Foto: Apante/Divulgação

Da redação | Uma cachorrinha teve partes do rabo e de uma das patas cortadas por criminosos durante um furto em uma residência no bairro Canabarro, em Teutônia, no Vale do Taquari. Além de praticar as agressões, eles levaram um micro-ondas e um forno elétrico.

O caso aconteceu na última sexta-feira (28). Nina, como a cachorra é chamada, estava sozinha quando criminosos invadiram a residência. No sábado (29), os proprietários retornaram ao local e acionaram a Brigada Militar (BM). O crime chocou a comunidade. “Parece uma atitude motivada por maldade, porque ela não parece ser uma cachorra brava. Não temos certeza, mas não parece que ela tenha atacado os criminosos. É uma cachorrinha doméstica, não é um animal bravo”, contou o delegado Alex Edmundo Assmann, que investiga o caso.

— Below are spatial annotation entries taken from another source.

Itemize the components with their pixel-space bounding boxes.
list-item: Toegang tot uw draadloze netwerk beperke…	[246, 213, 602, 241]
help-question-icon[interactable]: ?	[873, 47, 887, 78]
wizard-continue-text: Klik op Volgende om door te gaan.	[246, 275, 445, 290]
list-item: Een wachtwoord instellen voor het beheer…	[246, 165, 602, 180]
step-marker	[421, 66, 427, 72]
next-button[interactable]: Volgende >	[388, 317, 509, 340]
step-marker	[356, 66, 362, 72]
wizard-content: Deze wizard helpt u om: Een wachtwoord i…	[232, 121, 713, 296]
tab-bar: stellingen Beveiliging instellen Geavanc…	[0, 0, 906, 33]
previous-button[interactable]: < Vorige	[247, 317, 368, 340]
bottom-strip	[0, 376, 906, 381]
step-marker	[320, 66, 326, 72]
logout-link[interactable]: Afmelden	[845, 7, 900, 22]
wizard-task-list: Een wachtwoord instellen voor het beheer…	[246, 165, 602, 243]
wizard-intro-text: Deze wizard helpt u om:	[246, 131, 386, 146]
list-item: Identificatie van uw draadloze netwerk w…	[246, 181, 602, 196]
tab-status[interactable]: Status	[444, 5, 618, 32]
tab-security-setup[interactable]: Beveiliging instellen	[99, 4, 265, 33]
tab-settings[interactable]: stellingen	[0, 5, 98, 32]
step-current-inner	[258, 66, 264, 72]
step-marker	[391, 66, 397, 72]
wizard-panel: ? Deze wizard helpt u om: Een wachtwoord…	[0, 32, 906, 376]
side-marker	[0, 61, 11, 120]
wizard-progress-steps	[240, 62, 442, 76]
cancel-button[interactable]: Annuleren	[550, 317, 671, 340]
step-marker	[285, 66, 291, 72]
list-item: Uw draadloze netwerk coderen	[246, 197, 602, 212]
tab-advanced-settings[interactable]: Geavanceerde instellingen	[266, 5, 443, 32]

A polícia já tem dois suspeitos para o crime. Porém, eles não tiveram os nomes revelados. Na vizinhança não há câmeras de segurança, o que dificulta o trabalho dos investigadores.

O delegado afirmou que o crime de maus-tratos animais tem pena de até um ano de detenção, mas normalmente são revertidos em prestação de serviços. Já o de furto pode chegar a pena de prisão de até quatro anos.

Muito machucada

Nina foi atendida pela Associação Protetora dos Animais de Teutônia (Apante). Os voluntários foram acionados pela Brigada Militar. A cachorra ficará sem a pata e sem a parte do rabo que foram cortadas. “A veterinária disse que ela perdeu muito sangue e que o ferimento já estava necrosando. Acreditamos que eles usaram uma faca ou um machadinho. Eles começaram a cortar ela, mas depois arrancaram, porque talvez o objeto estivesse sem fio”, explicou uma integrante do grupo, Aline Taís Wiebusch.

A cadela também teve um dente quebrado e tem feridas pela boca. Esses machucados que podem ter sido feitos ao atacar os criminosos ou ao tentar se defender.

Ajuda

A saúde de Nina já está estabilizada. Porém, a Apante está se preocupando com as despesas por causa do tratamento e internação da cachorra. O valor gasto chega a quase R$ 3 mil. Para quem quiser ajudar, o grupo disponibilizou uma conta para que depósitos sejam feitos. O banco é o Sicredi, a agência 0119, a conta corrente é a 54434-5 e o CNPJ é 07.910.965/0001-60.

O casal que mora na casa estaria em processo de mudança e por isso teria deixado a cachorra sozinha por um período. A ONG afirma que irá aguardar a conclusão das investigações para decidir com quem ela vai ficar. Agora, a cadelinha se recupera em um lar temporário. “Ela tem um olhar triste. Acreditamos que ainda está sentindo muita dor”, pontua Aline.